Politicians just can’t give up their free-spending ways, and it’s not difficult to find a Republican who wants to expand the government just like a Democrat. An accurate indicator of whether a congressman is a cheapskate or a spendthrift is which congressional organization he joins.
Backers of the Tea Party Caucus, for example, are eager to cut taxes and reduce spending, and the Congressional Progressive Caucus wants to increase both, and by a lot. The National Taxpayers Union Foundation collected the budget proposals of several such organizations and calculated whether net spending would go up or down if each organizations got everything it wanted.
In a report called BillTally, the foundation determined “fiscally responsible” groups like the Republican Study Committee, the Tea Party Caucus and the Republican Main Street Partnership would, on the whole, reduce spending. The Democratic Blue Dog Coalition, on the other hand, would increase spending by $94 billion.

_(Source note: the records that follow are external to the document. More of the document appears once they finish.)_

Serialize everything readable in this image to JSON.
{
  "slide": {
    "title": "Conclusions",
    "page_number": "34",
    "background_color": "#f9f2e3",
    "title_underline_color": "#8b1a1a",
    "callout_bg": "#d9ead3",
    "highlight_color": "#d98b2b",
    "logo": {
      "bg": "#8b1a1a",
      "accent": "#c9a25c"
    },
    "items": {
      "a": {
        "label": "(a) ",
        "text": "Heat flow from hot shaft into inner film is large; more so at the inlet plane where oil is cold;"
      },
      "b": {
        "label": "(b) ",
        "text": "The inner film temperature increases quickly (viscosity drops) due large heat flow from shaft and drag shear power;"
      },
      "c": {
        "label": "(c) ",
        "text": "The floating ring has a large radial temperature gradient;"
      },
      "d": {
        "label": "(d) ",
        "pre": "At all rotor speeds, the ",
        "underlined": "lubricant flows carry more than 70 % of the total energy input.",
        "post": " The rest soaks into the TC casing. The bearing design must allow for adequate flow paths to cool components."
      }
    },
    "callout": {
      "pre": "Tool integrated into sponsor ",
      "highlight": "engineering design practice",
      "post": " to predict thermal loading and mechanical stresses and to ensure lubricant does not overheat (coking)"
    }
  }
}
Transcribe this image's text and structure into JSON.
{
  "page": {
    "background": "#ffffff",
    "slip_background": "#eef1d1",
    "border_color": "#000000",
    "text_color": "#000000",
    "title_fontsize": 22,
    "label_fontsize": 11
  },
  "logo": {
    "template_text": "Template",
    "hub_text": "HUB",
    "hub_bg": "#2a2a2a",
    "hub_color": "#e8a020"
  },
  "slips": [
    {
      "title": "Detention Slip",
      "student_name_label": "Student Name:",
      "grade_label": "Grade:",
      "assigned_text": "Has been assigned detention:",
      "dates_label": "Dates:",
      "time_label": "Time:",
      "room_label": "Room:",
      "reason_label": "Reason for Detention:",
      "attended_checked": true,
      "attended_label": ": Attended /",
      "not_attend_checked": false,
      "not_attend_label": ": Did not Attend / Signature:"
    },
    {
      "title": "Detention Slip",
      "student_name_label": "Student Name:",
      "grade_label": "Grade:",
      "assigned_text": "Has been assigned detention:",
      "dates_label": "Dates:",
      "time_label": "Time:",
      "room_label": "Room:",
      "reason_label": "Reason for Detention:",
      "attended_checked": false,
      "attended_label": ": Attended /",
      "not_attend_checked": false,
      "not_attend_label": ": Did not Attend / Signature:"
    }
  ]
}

Still, for Democrats, that’s not so bad. The Congressional Progressive Caucus would boost federal outlays by $857 billion; the Congressional Black Caucus by $736 billion. The average House Democrat proposes $496 million in spending increases.
The average House Republican, on the other hand, proposes $82 million in net reductions. The conservative House members of the Republican Study Committee have attached their names to bills that would save taxpayers a net $99 billion. The Tea Party Caucus is the most parsimonious, advocating an impressive $128 billion reduction in federal spending.

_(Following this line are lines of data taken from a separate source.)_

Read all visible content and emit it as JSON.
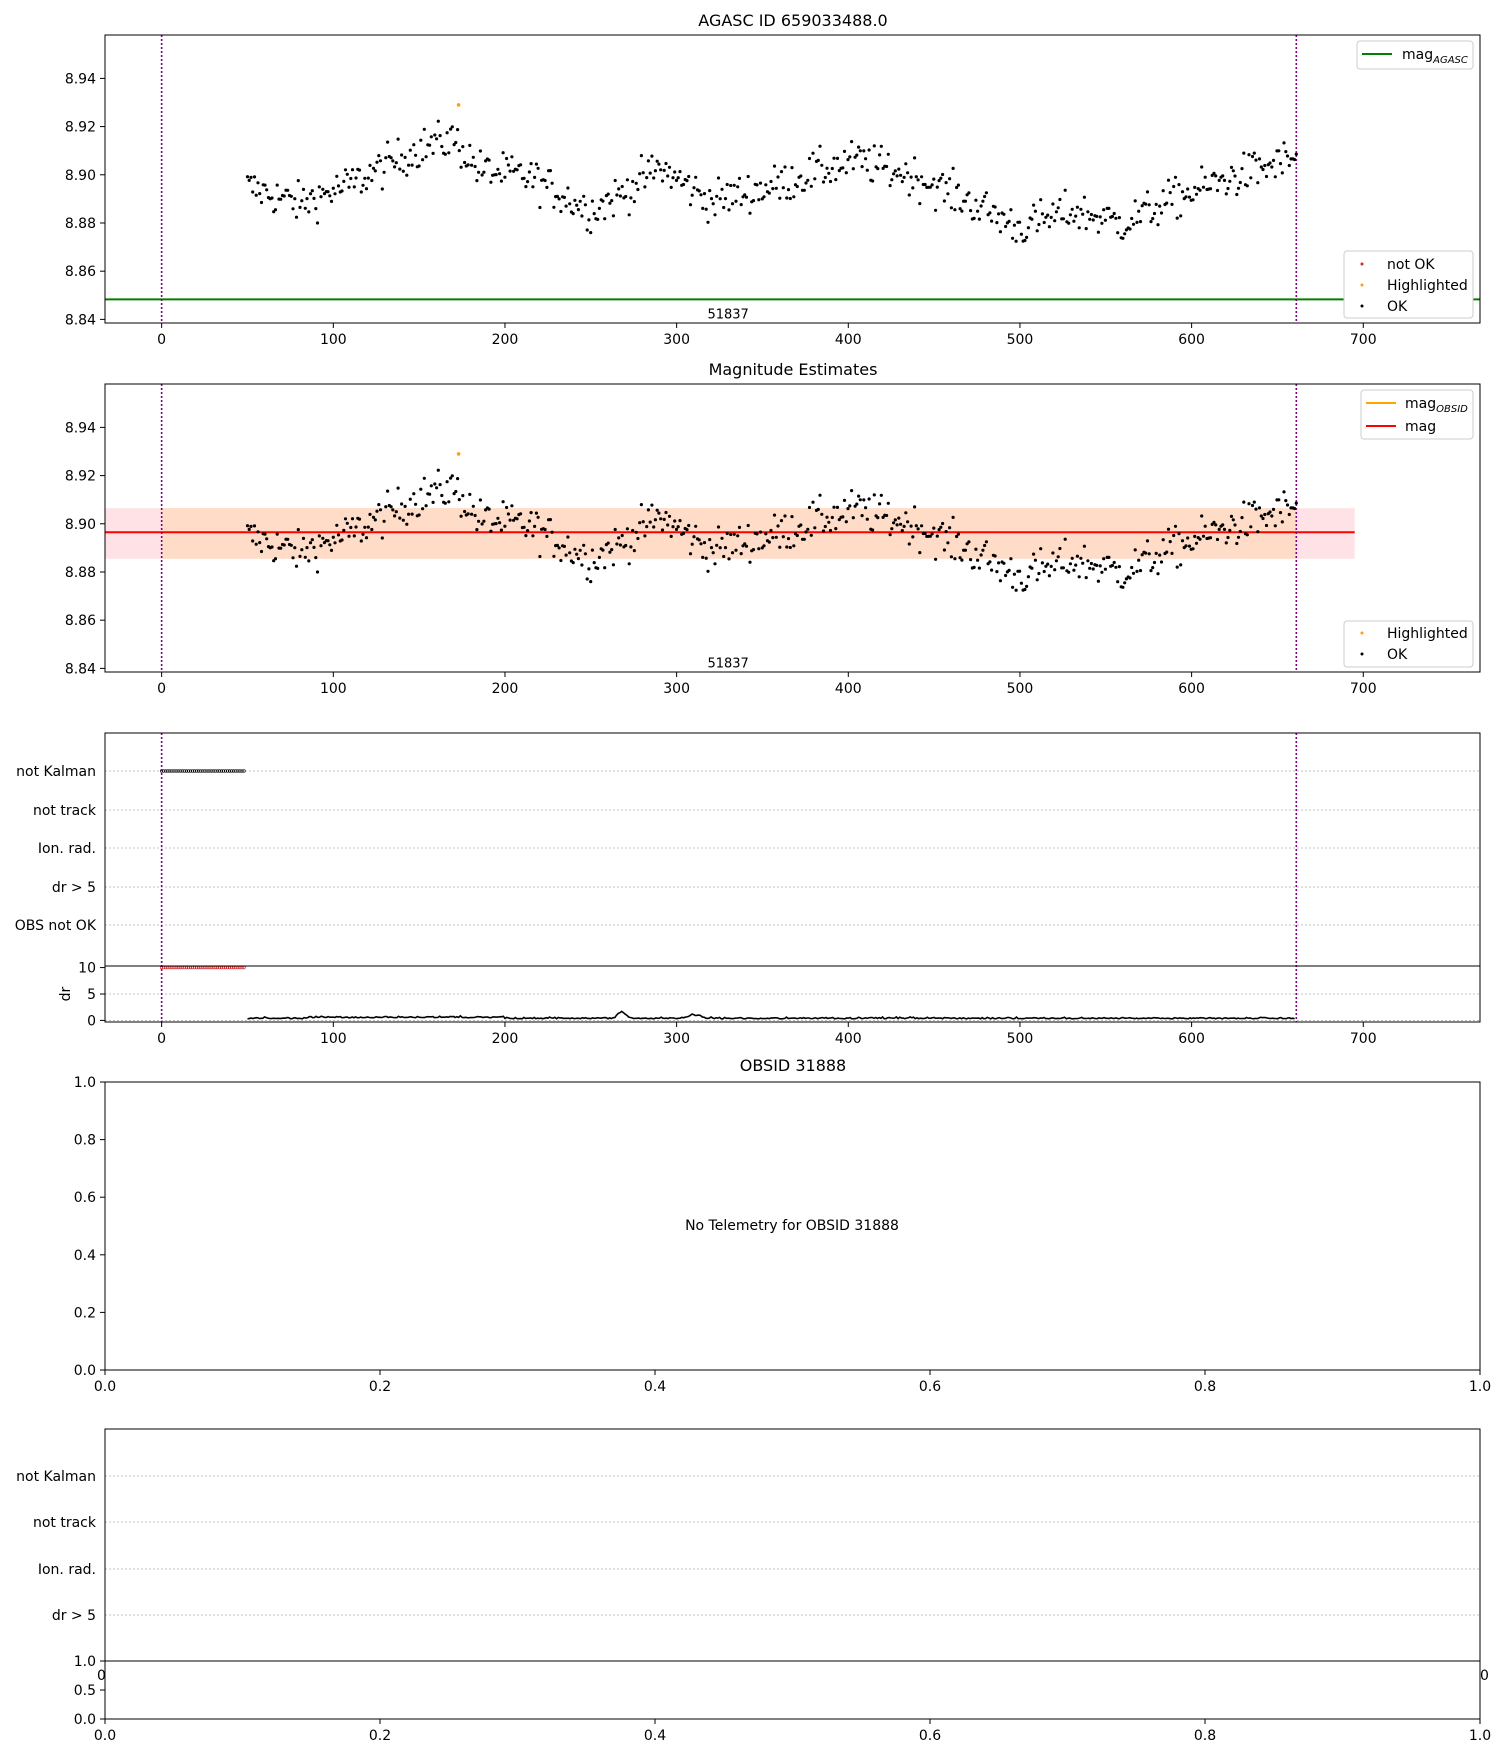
{
  "colors": {
    "ok": "#000000",
    "not_ok": "#d62728",
    "highlighted": "#ff9f0e",
    "mag_agasc": "#008000",
    "mag_obsid": "#ffa500",
    "mag": "#ff0000",
    "vline": "#800080",
    "band_outer": "#ffb6c1",
    "band_inner": "#ffdab9"
  },
  "chart_data": [
    {
      "type": "scatter",
      "title": "AGASC ID 659033488.0",
      "xlim": [
        -33,
        768
      ],
      "ylim": [
        8.8385,
        8.958
      ],
      "xticks": [
        "0",
        "100",
        "200",
        "300",
        "400",
        "500",
        "600",
        "700"
      ],
      "yticks": [
        "8.84",
        "8.86",
        "8.88",
        "8.90",
        "8.92",
        "8.94"
      ],
      "vlines": [
        0,
        661
      ],
      "hline": {
        "name": "mag_AGASC",
        "y": 8.8483
      },
      "annotation": {
        "text": "51837",
        "x": 330,
        "y": 8.8425
      },
      "highlighted_points": [
        {
          "x": 173,
          "y": 8.929
        }
      ],
      "legend_lines": [
        {
          "main": "mag",
          "sub": "AGASC"
        }
      ],
      "legend_points": [
        "not OK",
        "Highlighted",
        "OK"
      ]
    },
    {
      "type": "scatter",
      "title": "Magnitude Estimates",
      "xlim": [
        -33,
        768
      ],
      "ylim": [
        8.8385,
        8.958
      ],
      "xticks": [
        "0",
        "100",
        "200",
        "300",
        "400",
        "500",
        "600",
        "700"
      ],
      "yticks": [
        "8.84",
        "8.86",
        "8.88",
        "8.90",
        "8.92",
        "8.94"
      ],
      "vlines": [
        0,
        661
      ],
      "mag_line": {
        "y": 8.8965,
        "x_range": [
          -33,
          695
        ]
      },
      "band": {
        "y_range": [
          8.8855,
          8.9065
        ],
        "x_range": [
          -33,
          695
        ],
        "inner_x_range": [
          0,
          661
        ]
      },
      "annotation": {
        "text": "51837",
        "x": 330,
        "y": 8.8425
      },
      "highlighted_points": [
        {
          "x": 173,
          "y": 8.929
        }
      ],
      "legend_lines": [
        {
          "main": "mag",
          "sub": "OBSID"
        },
        {
          "main": "mag",
          "sub": ""
        }
      ],
      "legend_points": [
        "Highlighted",
        "OK"
      ]
    },
    {
      "type": "scatter",
      "title": "",
      "xlim": [
        -33,
        768
      ],
      "xticks": [
        "0",
        "100",
        "200",
        "300",
        "400",
        "500",
        "600",
        "700"
      ],
      "flag_labels": [
        "not Kalman",
        "not track",
        "Ion. rad.",
        "dr > 5",
        "OBS not OK"
      ],
      "not_kalman_x_range": [
        0,
        49
      ],
      "vlines": [
        0,
        661
      ],
      "dr": {
        "ylabel": "dr",
        "yticks": [
          "0",
          "5",
          "10"
        ],
        "ylim": [
          -0.3,
          10.3
        ],
        "clipped_x_range": [
          0,
          49
        ],
        "x_range": [
          50,
          660
        ]
      }
    },
    {
      "type": "scatter",
      "title": "OBSID 31888",
      "message": "No Telemetry for OBSID 31888",
      "xlim": [
        0,
        1
      ],
      "ylim": [
        0,
        1
      ],
      "xticks": [
        "0.0",
        "0.2",
        "0.4",
        "0.6",
        "0.8",
        "1.0"
      ],
      "yticks": [
        "0.0",
        "0.2",
        "0.4",
        "0.6",
        "0.8",
        "1.0"
      ]
    },
    {
      "type": "scatter",
      "title": "",
      "flag_labels": [
        "not Kalman",
        "not track",
        "Ion. rad.",
        "dr > 5"
      ],
      "xlim": [
        0,
        1
      ],
      "xticks": [
        "0.0",
        "0.2",
        "0.4",
        "0.6",
        "0.8",
        "1.0"
      ],
      "overlap_tick_left": "0",
      "overlap_tick_right": "0",
      "dr_yticks": [
        "0.0",
        "0.5",
        "1.0"
      ]
    }
  ]
}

Even the moderates of the Republican Main Street Partnership have put their priorities right. Members propose an average $11.5 billion increase in spending that is offset by $43 billion in cuts, for a net spending reduction of $32 billion. At that rate, the national debt would be retired in only 556 years. By then most of us alive now would be getting a little long in the tooth.

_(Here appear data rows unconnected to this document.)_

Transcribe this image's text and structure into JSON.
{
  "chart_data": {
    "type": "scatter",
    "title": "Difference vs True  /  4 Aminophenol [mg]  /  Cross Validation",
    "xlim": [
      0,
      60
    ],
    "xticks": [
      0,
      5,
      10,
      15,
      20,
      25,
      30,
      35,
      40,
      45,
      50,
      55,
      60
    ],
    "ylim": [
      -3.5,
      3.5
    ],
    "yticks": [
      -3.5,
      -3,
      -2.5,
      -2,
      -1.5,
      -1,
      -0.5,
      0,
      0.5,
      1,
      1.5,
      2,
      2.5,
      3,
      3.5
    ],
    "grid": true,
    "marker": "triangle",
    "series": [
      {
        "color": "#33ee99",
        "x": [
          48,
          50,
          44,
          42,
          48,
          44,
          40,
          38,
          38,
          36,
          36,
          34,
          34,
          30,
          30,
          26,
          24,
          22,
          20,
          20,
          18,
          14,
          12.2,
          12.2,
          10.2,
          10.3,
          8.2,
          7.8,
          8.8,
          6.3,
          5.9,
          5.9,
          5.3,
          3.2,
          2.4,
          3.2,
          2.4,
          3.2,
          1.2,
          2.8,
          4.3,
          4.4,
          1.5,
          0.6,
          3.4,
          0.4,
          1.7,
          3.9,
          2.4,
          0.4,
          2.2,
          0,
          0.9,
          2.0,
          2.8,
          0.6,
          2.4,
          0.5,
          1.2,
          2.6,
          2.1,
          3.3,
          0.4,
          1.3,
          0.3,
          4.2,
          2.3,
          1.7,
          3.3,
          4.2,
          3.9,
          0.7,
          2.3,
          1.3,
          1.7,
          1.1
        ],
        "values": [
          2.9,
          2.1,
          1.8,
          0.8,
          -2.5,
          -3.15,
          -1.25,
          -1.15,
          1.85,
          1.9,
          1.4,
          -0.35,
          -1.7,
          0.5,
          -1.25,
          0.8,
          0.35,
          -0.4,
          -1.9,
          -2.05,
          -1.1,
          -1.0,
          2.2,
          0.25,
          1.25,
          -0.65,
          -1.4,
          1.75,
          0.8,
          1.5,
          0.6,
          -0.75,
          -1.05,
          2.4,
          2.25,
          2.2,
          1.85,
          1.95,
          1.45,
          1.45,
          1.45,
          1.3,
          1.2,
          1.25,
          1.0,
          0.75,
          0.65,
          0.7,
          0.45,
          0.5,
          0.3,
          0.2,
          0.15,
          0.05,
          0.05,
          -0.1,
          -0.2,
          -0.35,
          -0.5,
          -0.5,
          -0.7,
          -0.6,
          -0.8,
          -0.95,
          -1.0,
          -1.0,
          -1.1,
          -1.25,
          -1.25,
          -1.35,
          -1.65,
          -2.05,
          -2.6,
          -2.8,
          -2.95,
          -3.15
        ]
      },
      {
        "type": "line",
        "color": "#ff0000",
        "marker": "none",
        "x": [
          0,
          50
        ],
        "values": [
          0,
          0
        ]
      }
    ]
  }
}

Something clearly must be done about the $17.6 trillion public debt, but most Democrats seem only interested in finding borrowed money to spend on almost everything. The itch to blow money is catching. Even the most responsible Republican groups would merely chip away at debt that has doubled as a percentage of the economy under President Obama. Even the Tea Party’s proposals would require 128 years to pay off the debt.
The Congressional Budget Office warns that the economy is on an “unsustainable” path. Once investors realize the government can’t pay back that much money, interest rates will rise, and the nation’s resources will be consumed by interest payments to creditors in China and similar bankers. “The result would be a smaller stock of capital and lower output and income than would otherwise be the case, all else being equal,” the nonpartisan accountants say.
The money is not running out; it has run out. The sooner the politicians of both parties and all affiliations acknowledge this, the sooner the nation can get started on doing something about it.